Mohammad N. Akhter, chair of the D.C. Health Benefit Exchange board and a former city health director, said the authority had no hard data on what cost impact banning tobacco surcharges might have on nonsmoker premiums. But he said the vote furthers the board’s policy of encouraging broad participation in the exchange.

“It makes public-health sense to make sure we do the right thing by the people,” he said. “Smoking is an addiction, and we just want to give people a fair shot to participate in the health care exchange.”

The surcharge ban applies to health plans sold within the exchange, which is set to open Oct. 1 and must be used by individuals and, if the D.C. Council endorses a previous board recommendation, employers covering up to 50 people. Larger employers purchasing outside the exchange would be able to choose plans that charge smokers more.

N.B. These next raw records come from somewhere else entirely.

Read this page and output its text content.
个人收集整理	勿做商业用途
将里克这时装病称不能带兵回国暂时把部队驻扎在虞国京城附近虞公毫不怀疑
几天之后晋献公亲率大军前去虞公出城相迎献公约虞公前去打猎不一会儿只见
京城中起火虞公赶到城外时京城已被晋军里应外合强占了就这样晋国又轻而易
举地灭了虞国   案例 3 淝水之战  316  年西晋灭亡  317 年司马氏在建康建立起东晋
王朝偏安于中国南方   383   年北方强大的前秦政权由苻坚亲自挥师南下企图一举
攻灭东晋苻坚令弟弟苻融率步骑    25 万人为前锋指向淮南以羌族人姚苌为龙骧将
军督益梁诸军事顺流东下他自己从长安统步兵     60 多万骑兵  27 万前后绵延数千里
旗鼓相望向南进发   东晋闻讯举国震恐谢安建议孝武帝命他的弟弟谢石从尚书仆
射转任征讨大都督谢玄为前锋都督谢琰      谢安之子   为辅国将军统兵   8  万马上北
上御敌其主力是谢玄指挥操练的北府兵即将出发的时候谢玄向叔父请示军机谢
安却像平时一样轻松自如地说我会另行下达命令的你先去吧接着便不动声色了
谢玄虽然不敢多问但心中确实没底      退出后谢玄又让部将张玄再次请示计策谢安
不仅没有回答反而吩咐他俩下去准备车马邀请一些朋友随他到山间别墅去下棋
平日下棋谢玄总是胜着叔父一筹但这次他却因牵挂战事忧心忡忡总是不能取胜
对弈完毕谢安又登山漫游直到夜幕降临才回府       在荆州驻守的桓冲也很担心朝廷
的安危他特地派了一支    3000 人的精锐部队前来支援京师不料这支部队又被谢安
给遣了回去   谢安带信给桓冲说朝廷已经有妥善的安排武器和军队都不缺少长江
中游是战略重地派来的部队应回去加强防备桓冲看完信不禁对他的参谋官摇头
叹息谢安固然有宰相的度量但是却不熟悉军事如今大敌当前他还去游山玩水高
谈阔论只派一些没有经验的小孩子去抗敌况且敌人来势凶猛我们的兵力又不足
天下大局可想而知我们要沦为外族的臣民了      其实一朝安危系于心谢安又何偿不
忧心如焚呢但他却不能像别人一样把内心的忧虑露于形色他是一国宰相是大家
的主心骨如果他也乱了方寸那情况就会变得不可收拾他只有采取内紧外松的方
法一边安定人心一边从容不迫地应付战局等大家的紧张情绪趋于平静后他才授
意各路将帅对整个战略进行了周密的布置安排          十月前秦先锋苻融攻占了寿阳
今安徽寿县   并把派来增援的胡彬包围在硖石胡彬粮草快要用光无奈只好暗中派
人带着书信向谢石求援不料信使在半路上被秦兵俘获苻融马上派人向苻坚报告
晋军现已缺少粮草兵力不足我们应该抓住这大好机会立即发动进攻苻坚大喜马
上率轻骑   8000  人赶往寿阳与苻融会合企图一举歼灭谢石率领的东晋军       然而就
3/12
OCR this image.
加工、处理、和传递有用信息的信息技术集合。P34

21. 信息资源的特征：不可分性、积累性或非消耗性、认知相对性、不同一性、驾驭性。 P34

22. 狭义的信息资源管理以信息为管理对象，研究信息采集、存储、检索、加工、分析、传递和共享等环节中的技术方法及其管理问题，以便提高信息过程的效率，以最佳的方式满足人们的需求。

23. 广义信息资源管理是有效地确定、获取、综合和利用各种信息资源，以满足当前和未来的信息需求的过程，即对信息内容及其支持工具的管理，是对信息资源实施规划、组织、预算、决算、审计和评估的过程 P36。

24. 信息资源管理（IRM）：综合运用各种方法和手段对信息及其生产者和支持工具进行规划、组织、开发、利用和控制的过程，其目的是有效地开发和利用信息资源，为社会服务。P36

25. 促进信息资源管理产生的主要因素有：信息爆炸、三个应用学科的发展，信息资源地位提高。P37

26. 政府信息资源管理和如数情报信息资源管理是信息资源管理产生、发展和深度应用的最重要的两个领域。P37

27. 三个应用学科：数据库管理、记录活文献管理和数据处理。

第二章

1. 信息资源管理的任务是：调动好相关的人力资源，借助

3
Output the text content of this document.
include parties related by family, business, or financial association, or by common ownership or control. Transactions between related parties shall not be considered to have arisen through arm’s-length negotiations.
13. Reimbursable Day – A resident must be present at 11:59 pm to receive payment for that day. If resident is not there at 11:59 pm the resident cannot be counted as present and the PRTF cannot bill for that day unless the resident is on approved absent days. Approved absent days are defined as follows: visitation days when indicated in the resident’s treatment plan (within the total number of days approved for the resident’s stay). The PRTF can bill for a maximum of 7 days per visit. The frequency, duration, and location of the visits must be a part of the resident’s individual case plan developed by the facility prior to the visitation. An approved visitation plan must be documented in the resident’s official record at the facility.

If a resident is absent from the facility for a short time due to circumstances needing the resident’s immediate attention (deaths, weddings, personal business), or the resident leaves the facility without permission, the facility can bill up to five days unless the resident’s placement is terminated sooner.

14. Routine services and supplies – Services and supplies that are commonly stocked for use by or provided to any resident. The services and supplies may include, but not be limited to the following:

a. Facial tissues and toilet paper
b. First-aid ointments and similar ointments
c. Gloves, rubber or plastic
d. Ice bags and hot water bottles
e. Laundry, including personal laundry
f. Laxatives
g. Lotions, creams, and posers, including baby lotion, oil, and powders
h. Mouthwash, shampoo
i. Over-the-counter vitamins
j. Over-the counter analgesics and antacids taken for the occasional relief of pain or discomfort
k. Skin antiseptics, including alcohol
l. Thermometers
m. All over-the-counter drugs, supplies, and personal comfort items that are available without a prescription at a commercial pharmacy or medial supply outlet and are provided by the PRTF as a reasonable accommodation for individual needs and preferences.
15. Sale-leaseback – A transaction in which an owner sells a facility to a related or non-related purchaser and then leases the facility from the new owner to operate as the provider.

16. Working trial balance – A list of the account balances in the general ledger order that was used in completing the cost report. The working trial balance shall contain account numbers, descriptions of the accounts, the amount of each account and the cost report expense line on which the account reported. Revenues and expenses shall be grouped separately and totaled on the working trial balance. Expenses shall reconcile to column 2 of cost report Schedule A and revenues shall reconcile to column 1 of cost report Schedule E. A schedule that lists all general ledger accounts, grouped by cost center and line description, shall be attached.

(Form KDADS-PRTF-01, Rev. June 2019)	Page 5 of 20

Under the federal health care overhaul, which is driving the nationwide rollout of health exchanges, insurers are allowed to charge smokers as much as 50 percent more to cover the higher costs of providing them care. But the idea of differentiating premiums has been opposed by a motley coalition that includes both the tobacco industry and anti-cancer organizations — the former considers such surcharges to be unfair discrimination against smokers; the latter are concerned the practice could leave too many low-income residents uninsured.

“Our concern is that a tobacco use surcharge carries a risk of rendering health insurance unaffordable for many people,” Campaign for Tobacco-Free Kids president Matthew Myers told The Post’s Sarah Kliff earlier this year.

That is the main reasoning expressed by District exchange leaders explaining their decision to eschew differentiated pricing, noting in particular that the city’s low-income and African American residents have higher rates of tobacco use.

In a statement, Akhter referred to tobacco use as a “pre-existing medical condition” and added that charging smokers more would be “in direct conflict with our efforts to help people quit smoking.”

Under the federal law, new private health insurance plans must cover the full costs of certain proven programs to help their customers quit smoking, and all plans sold through the exchange must cover smoking cessation. D.C. board members, according to a news release, “expressed their strong support for making consumers and their health care providers aware of those benefits.”